This is not to say that there have not been attempts to develop frameworks to enable a more systematic quality assessment of research outputs in the arts and humanities.  The European Science Foundation funded the development of a project called the European Reference Index for the Humanities.  The ERIH was intended to provide a relatively uncomplicated impact mark for the journal in which an article was published on a discipline-by-discipline basis.  In spite of the project leaders’ insistence that the A, B, and C rankings given to journals were intended to indicate their degree of internationalization and profile, not quality (whatever that is), the use of the simple letter grading became a source of great controversy and discontent with the project.  The real threat this index posed to smaller publishers and national journals, which were very appropriate places for certain kinds of research to appear, resulted in the project being largely abandoned after its initial development funding ran out.

But even if ERIH had been embraced by the community, what then?  It didn’t include the publishers, so had no capacity to aid in the evaluation of monographs, chapters, editions, or articles in edited collections.  It was a misleading, unauthoritative tool, and although the scholarly community reviled the project, there were still enough cases seen of research councils and institutions attempting to use it that these bodies’ desire for some easy way of making even an initial judgment of quality or impact was clearly perceived. 
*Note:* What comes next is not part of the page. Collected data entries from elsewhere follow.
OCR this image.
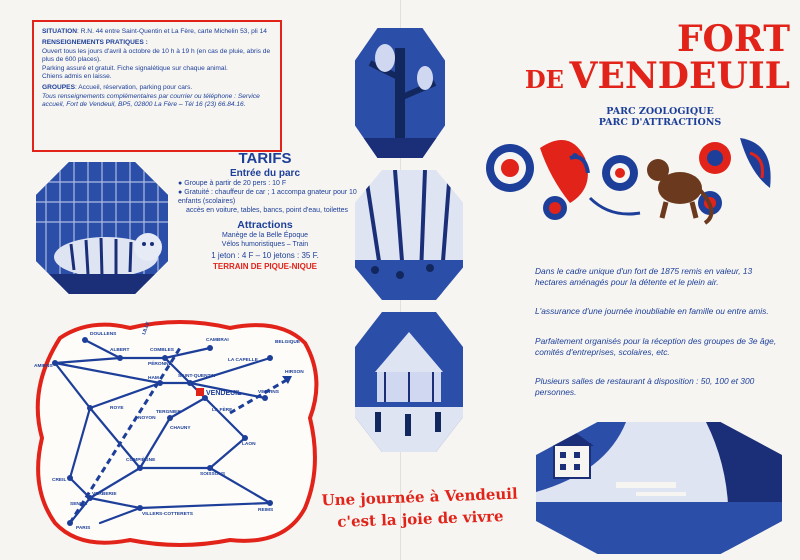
SITUATION: R.N. 44 entre Saint-Quentin et La Fère, carte Michelin 53, pli 14
RENSEIGNEMENTS PRATIQUES :
Ouvert tous les jours d'avril à octobre de 10 h à 19 h (en cas de pluie, abris de plus de 600 places).
Parking assuré et gratuit. Fiche signalétique sur chaque animal.
Chiens admis en laisse.
GROUPES: Accueil, réservation, parking pour cars.
Tous renseignements complémentaires par courrier ou téléphone : Service accueil, Fort de Vendeuil, BP5, 02800 La Fère – Tél 16 (23) 66.84.16.
TARIFS
Entrée du parc
● Groupe à partir de 20 pers : 10 F
● Gratuité : chauffeur de car ; 1 accompa gnateur pour 10 enfants (scolaires)
accès en voiture, tables, bancs, point d'eau, toilettes
Attractions
Manège de la Belle Époque
Vélos humoristiques – Train
1 jeton : 4 F – 10 jetons : 35 F.
TERRAIN DE PIQUE-NIQUE
DOULLENS
AMIENS
ALBERT
PÉRONNE
COMBLES
CAMBRAI
LILLE
BELGIQUE
LA CAPELLE
HIRSON
VERVINS
HAM	SAINT-QUENTIN
VENDEUIL
ROYE
NOYON
TERGNIER	LA FÈRE
CHAUNY
LAON
COMPIÈGNE
SOISSONS
VERBERIE
SENLIS
CREIL
VILLERS-COTTERETS
REIMS
PARIS
FORT
DE VENDEUIL
PARC ZOOLOGIQUE
PARC D'ATTRACTIONS
Dans le cadre unique d'un fort de 1875 remis en valeur, 13 hectares aménagés pour la détente et le plein air.
L'assurance d'une journée inoubliable en famille ou entre amis.
Parfaitement organisés pour la réception des groupes de 3e âge, comités d'entreprises, scolaires, etc.
Plusieurs salles de restaurant à disposition : 50, 100 et 300 personnes.
Une journée à Vendeuil
c'est la joie de vivre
This extended anecdote is intended to illustrate an environment that holds both opportunities and threats for the development of scholarly communications in Europe.  Institutional autonomy is low, and the pressure to contribute to the system in certain particular ways is very real.  “Is it RAE-able” was the question that always used to be asked about potential project outputs in the UK, and it is doubtful that the question will change much under the new system; only the terminology used to describe acceptability to the higher powers will shift.  On the other side, however, the existence of national systems with gatekeepers who are unsure how to evaluate scholarship most effectively also means that these gatekeepers may also be willing to work with their community to define reasonable metrics and approaches to assessment.  If the traditional analog scholarly communications formats are to be transcended, then success will be guaranteed only if this transcendence can be translated into terms comparable with those applied to the known scholarly output forms.  There have been calls for years for the creation of “kite markers” and other ways of recognizing the scholarly contribution made by non-traditional output forms.  Certainly in Europe, one has the sense that if the scholarly community took the lead in establishing norms and measures for best practice where these norms don't already exist, then their lead would be both appreciated and followed.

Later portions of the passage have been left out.